Should we declare then that chaos theory is more-or-less bunk, then?
Well I don't think so. Instead of taking chaos to be a property which divides the universe into the orderly and disorderly, it makes intuitive sense to me that "chaos" fits into some kind of scale. It is not difficult to imagine a hierarchy of systems proceeding from least to most chaotic. As a starting point, we might take:
continuously differentiable $\subset\cdots\subset$ $n$-times differentiable $\subset\cdots\subset$ differentiable $\subset$ continuous $\subset\cdots\subset$ unrestricted
and consider the complement of the preceding classes in each succeeding class is "more" chaotic than the previous (that is, the most chaotic system is non-differentiable, everywhere discontinuous, etc.).
Finally, the question:
If I had the time, I would like to take a broad survey of the systems most commonly described as chaotic; then, one-by-one I could assign each system to an "order" class, adding criteria as I go until I had a definitive order-chaos scale.
Unfortunately, I am not being paid to research chaos theory, and the extent of my interaction with even well-behaved systems of differential equations can be summarised as "Oh!

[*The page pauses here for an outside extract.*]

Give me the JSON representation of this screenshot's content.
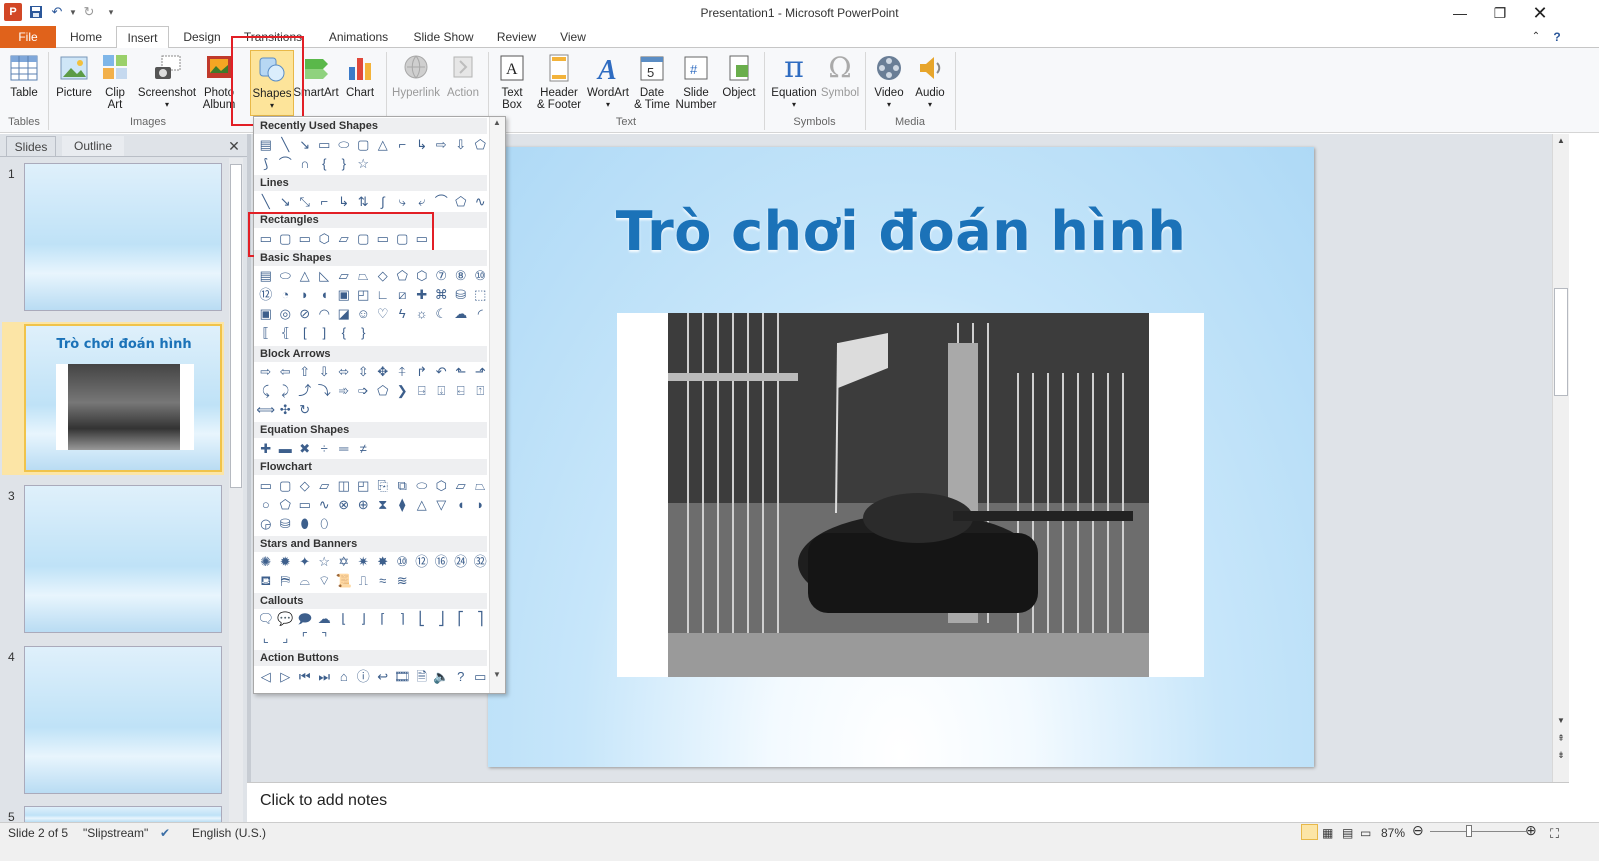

I've heard about those!"
So I'll settle for this:
While it is relatively easy - for a sufficiently inclusive "relative" - to show that certain chaotic systems are "continuous" (in the sense described above), it is another matter entirely to show that the same system is differentiable.
Based on the limited evidence available, I suspect that the most commonly studied chaotic systems (Lorenz system, Rossler system, n-body system, etc.) are continuous, but I do not see anything that would strongly indicate whether or not they are differentiable (the apparent smoothness of the difference in solutions may be due to limited precision).
Is it the case that the "chaotic systems" commonly considered in chaos theory are non-differentiable?
If not, then what would be a reasonable criteria for the "least" chaotic class of systems in the hierarchy?
Note:
I would guess that "if $\mathbf{f}$ is smooth and $\mathbf{g}$, then $\Vert\mathbf{f}-\mathbf{g}\Vert$ is smooth" - and this does suggest that many chaotic systems are differentiable. However, I'm not sure how well this works in the limiting case, especially considering the possibility of continuous, non-differentiable regions (the pathological portion of the Lorenz system might be one such region).